Judicial disqualification learned after the case: KESSLER HOMES, IC. V. PETZOLD (COA 1/18/2008)

JUDGES:  Disqualification
DATE RENDERED: 01/18/2008

This action began when Kessler Homes sued the Petzolds for the outstanding balance on a house construction contract. The Petzolds denied liability and counter claimed, seeking compensatory damages for substandard workmanship. The circuit court conducted a bench trial on the parties’ claims, ruling nearly uniformly in favor of the Petzolds in which the judge awarded the Petzolds, the customers, over $30,000.00 in compensatory damages and over $100,000.00 in litigation costs.

Following the entry of judgment, Kessler Homes learned that the Petzolds’s daughter was the trial judge’s personal tax accountant, and during the pendency of the litigation, also served as treasurer of the judge’s reelection campaign. Kessler then petitioned to vacate the judgment on the ground that the trial judge had a conflict of interest in this case.

A judge is disqualified from presiding over a case “whenever the judge’s impartiality might reasonably be questioned."  Recusal is mandatory when a judge’s impartiality might reasonably be questioned.  Neither the court nor counsel dispute that had the trial judge’s relationship to the Petzolds come to light prior to the entry of judgment, the trial judge should have, and would have, recused herself to avoid any appearance of impartiality.

The trial judge’s ignorance of his conflict of interest during the pendency of the litigation was irrelevant because the legal standard is whether “a reasonable person, knowing all the circumstances, would expect that the judge would have actual knowledge.”

Where a judge lacks actual knowledge of facts indicating an appearance of partiality during litigation, but gains it postjudgment in circumstances in which a reasonable observer would have expected the judge to have been aware of the relationship, he must “take the steps necessary to maintain public confidence in the impartiality of the judiciary” by disqualifying himself and vacating his judgment.
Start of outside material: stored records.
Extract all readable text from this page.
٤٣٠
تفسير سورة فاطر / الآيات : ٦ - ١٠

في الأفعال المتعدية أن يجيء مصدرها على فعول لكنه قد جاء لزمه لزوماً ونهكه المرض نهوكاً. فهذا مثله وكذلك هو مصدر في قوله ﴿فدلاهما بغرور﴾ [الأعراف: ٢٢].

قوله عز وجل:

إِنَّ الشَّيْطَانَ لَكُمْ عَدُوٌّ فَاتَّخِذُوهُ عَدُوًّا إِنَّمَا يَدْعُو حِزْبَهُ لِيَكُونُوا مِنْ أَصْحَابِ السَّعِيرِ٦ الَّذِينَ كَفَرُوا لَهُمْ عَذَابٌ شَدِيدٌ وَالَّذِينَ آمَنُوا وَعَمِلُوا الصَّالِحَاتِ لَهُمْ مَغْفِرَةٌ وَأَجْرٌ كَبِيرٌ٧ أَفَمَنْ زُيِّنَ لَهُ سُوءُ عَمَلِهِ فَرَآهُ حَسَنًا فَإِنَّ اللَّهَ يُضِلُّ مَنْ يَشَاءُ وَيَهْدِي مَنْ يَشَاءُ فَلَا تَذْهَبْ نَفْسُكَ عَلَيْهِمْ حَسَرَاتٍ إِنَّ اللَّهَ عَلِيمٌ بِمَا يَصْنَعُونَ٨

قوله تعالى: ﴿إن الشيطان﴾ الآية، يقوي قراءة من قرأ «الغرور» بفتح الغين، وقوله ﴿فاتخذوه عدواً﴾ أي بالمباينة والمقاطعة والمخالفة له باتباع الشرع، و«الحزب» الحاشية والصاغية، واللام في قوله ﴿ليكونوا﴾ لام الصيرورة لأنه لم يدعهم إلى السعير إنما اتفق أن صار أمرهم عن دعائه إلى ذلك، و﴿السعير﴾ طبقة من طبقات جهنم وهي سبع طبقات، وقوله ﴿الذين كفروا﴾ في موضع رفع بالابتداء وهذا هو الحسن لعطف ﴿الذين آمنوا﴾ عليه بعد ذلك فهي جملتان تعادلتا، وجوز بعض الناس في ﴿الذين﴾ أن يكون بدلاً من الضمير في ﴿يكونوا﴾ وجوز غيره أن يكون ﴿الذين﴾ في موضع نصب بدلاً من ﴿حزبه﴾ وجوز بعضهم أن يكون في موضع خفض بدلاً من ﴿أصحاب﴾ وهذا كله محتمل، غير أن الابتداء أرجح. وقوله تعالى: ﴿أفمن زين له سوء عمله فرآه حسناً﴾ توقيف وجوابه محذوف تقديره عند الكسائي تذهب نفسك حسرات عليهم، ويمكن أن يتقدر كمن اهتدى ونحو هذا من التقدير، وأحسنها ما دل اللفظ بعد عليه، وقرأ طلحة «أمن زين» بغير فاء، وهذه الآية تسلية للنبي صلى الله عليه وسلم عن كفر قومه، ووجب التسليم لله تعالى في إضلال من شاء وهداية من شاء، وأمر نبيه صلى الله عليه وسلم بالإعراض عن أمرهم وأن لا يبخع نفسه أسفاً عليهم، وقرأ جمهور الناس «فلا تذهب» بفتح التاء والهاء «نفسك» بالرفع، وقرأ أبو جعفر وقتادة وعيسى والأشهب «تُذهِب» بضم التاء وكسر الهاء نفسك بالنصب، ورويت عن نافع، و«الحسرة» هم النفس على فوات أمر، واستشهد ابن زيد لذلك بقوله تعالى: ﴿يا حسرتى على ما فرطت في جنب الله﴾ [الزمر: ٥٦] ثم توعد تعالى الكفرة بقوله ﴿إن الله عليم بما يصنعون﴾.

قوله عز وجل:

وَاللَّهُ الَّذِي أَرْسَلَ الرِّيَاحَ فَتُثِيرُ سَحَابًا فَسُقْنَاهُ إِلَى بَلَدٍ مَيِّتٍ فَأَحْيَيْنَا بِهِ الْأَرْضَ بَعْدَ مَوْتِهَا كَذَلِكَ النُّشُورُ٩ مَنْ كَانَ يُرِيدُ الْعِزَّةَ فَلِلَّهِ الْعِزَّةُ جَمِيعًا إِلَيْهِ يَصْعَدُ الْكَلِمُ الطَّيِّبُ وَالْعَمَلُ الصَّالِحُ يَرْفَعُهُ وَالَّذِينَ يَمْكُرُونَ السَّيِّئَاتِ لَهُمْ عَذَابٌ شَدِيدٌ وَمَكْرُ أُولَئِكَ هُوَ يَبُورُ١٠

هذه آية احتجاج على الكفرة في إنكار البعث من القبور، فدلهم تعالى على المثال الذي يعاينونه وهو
Liljeberg v. Health Services Acquisition Corp., 486 U.S. 847, 860-61, 108 S.Ct. 2194, 2203, 100 L.Ed.2d 855 (1988).

The overriding policy concern here is not judicial veracity but rather public confidence in the impartiality of the judicial system. The typical, objective observer might well find it somewhat implausible that a judge running for reelection would be unaware that her campaign treasurer’s parents were litigants in her court. Moreover, because this case was not tried by jury, but was rather conducted as a bench trial in which virtually all claims were resolved in the Petzolds’s favor, including the award of litigation costs trebling the compensatory damages award, the same observer might well question the judge’s impartiality.

While the COA did NOT find actual partiality, it did find there can be no question that the rule against appearance of impartiality has been violated and held that the extraordinary remedy of vacating the judgment is also appropriate here.  The verdict was vacated and remanded with directions to the trial court that the trial judge recuse and a new trial be granted.